How does my tale of having a new idea for funding my IRA help you? Here are the takeaways.

  • If you don’t have an emergency fund, start one asap.
  • If you don’t have an IRA, start one asap.
  • make your savings automatic for an easy path to a million dollar net worth.

Emergency Fund

Any old savings account will work for starting an emergency fund but what you are really looking for is a high yield (interest) savings account. Some of the best accounts are found with online banks that currently have interest rates as high as 2.5%.

These 3 online banks offer no minimums for opening an account and pay top tier interest rates on any balance.

Capital one 360 is currently offering a $200-$500 bonus through May 19th, depending on balance transfer amounts.

So if you have your e-fund sitting in a brick and mortar bank earning a measly 0.25% yield, you need to find something better because you could be missing out on hundreds of dollars in interest per year.


If you don’t have an IRA or a Roth IRA you are missing out on one of the best retirement vehicles available to Americans. Your IRA is not linked in any way to your employer so switching jobs does not affect your IRA in the same way as a 401(k) would.

You can read my article 4 Reasons Why You Need A Roth IRA

My top 2 favorite places to open your IRA are Vanguard and Charles Schwab.

Wrap Up

Incremental improvements in life are my jam. Every day I am trying to find a better way to live a more meaningful, intentional and fulfilling life. Something as little as finding a new more efficient way to fund my Roth IRA sparks joy in my life that spills over into all aspects of life.

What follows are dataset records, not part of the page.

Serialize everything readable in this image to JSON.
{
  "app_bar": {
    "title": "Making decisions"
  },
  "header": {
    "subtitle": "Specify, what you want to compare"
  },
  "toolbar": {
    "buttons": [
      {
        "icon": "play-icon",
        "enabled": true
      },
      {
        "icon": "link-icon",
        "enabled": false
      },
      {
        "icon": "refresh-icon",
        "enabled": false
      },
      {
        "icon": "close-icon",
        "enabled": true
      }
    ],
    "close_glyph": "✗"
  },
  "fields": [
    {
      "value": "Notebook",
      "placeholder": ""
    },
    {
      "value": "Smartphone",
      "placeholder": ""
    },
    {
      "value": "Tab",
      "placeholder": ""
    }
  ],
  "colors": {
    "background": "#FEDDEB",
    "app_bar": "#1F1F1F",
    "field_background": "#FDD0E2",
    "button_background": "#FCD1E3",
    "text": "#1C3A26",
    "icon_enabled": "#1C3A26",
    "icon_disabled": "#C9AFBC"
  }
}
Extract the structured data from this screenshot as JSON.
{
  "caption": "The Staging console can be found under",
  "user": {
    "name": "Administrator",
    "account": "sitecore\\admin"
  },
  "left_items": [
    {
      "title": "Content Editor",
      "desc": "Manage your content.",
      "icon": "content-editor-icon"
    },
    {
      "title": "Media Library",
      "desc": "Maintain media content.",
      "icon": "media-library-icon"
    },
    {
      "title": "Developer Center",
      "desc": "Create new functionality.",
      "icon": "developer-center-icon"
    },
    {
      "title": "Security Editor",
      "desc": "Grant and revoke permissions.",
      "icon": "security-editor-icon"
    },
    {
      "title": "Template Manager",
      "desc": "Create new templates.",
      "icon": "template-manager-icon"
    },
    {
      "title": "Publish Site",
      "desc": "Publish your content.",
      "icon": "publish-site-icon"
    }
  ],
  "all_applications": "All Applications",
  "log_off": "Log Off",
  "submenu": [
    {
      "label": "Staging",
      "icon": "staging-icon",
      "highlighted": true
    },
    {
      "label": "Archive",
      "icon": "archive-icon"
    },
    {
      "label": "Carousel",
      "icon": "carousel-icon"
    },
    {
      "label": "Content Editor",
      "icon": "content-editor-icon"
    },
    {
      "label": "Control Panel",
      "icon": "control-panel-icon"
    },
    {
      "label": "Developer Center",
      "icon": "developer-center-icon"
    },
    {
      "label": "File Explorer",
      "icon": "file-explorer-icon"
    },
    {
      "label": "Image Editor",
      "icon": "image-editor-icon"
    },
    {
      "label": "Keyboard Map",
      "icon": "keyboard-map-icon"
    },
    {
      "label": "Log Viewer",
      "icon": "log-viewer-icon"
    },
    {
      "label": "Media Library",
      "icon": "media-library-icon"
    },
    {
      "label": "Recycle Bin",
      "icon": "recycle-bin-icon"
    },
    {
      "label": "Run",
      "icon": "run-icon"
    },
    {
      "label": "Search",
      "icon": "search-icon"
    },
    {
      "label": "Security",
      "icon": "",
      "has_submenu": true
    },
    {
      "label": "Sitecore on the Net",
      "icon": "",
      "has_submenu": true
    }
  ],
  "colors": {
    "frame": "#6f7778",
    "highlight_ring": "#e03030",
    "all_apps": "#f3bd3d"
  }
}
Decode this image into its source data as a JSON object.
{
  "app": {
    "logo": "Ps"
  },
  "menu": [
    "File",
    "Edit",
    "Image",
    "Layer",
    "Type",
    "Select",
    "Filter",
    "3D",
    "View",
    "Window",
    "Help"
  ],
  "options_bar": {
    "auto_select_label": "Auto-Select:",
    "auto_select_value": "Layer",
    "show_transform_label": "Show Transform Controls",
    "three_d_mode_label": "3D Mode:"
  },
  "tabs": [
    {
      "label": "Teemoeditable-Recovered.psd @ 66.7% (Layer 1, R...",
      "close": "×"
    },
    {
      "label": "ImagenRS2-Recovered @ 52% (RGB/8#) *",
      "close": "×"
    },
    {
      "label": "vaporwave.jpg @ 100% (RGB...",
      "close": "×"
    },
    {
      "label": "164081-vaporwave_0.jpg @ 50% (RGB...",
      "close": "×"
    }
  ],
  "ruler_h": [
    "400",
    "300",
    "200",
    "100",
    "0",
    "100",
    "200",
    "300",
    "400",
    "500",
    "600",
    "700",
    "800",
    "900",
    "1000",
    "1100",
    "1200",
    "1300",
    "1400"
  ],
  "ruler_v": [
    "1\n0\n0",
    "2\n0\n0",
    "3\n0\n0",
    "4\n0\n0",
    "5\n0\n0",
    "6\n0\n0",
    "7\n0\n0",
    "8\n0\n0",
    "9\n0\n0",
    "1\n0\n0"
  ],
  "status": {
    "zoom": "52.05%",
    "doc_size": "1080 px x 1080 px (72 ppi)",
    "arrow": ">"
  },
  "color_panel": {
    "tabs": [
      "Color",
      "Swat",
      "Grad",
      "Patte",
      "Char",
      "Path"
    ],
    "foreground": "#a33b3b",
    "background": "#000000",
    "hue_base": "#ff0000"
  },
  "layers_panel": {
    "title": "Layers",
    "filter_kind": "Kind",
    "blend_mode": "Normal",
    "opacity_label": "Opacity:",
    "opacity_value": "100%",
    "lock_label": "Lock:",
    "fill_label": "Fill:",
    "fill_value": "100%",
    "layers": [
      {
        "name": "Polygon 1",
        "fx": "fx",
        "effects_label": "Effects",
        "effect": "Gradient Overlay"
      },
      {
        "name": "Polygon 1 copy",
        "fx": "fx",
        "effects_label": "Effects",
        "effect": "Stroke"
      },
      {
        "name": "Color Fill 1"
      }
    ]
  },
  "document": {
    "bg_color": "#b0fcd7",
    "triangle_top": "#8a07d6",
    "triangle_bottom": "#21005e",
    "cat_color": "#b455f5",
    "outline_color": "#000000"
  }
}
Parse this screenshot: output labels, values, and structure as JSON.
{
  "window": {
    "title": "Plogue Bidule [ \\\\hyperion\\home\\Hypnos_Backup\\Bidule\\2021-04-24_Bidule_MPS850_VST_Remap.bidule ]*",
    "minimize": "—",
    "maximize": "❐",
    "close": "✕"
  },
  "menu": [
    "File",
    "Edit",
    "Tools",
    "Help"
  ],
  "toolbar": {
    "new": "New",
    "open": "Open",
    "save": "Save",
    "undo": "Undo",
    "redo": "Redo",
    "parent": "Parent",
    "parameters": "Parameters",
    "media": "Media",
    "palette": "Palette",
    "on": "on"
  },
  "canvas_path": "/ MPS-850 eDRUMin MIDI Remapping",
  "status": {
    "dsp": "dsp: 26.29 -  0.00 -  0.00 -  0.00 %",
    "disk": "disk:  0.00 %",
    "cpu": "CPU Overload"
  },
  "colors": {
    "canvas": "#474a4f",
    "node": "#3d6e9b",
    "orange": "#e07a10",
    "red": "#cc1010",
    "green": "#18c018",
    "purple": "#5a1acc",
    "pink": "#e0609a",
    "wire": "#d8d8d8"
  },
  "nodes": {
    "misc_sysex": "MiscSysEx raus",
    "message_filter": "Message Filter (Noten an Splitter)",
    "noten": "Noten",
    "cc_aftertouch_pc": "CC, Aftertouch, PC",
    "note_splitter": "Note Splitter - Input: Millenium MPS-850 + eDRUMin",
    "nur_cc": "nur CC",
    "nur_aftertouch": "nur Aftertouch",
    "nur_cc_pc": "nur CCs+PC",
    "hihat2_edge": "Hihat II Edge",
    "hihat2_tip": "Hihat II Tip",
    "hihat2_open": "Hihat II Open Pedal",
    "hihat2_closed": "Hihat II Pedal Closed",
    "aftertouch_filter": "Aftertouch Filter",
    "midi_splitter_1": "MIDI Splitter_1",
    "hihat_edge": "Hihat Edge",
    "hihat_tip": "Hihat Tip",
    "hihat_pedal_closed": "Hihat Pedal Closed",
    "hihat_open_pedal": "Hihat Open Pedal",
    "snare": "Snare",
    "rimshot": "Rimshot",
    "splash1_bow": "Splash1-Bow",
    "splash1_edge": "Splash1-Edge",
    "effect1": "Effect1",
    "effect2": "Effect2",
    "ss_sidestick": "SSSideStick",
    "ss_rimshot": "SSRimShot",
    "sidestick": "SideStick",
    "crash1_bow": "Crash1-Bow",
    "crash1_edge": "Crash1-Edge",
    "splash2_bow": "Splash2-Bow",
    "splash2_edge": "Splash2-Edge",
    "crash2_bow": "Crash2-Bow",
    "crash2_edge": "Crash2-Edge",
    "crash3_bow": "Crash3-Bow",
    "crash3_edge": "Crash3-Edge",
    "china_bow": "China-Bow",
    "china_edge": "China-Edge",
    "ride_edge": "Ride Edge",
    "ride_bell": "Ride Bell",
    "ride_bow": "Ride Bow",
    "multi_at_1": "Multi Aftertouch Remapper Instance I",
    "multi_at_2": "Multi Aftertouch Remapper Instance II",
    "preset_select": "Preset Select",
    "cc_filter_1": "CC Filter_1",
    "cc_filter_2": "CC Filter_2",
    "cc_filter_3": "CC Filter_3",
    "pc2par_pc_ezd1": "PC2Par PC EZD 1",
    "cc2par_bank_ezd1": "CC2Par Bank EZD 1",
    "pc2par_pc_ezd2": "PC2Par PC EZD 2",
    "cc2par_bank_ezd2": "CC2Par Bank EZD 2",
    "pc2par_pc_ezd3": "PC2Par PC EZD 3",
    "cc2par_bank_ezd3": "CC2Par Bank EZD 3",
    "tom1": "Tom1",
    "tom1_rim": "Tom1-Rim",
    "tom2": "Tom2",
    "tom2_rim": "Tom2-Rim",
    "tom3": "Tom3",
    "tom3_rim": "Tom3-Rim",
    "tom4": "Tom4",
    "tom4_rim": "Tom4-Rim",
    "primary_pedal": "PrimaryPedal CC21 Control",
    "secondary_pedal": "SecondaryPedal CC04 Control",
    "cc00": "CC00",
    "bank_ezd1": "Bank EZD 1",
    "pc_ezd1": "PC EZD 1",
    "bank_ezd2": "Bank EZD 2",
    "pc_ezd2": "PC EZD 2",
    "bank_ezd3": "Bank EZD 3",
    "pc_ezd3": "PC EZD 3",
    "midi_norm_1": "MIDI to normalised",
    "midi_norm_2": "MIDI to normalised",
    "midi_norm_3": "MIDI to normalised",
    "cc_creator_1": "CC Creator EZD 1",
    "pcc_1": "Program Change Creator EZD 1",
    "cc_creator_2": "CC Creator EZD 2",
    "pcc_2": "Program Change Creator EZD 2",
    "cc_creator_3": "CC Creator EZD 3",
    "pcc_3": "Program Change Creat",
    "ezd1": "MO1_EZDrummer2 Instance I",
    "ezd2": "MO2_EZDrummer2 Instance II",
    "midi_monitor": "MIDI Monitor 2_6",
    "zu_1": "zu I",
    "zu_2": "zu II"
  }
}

Thank you for reading this article. Please leave a comment and tell me what you think about my “new” plan.



2 thoughts on “Fabricating Double Duty Money

  1. If I get the tax refund I expect (it still feels too good to be true, so I won’t believe it til I have the check in hand), all but 10% (which goes to fun money) will be deposited in my Roth IRA. It won’t quite max out the Roth, but it’ll mean that I should be maxed out by June. I can then take the $500 that, like you, I was putting into the Roth and put that into my SEP-IRA, which has a higher contribution limit than my Roth. Woot!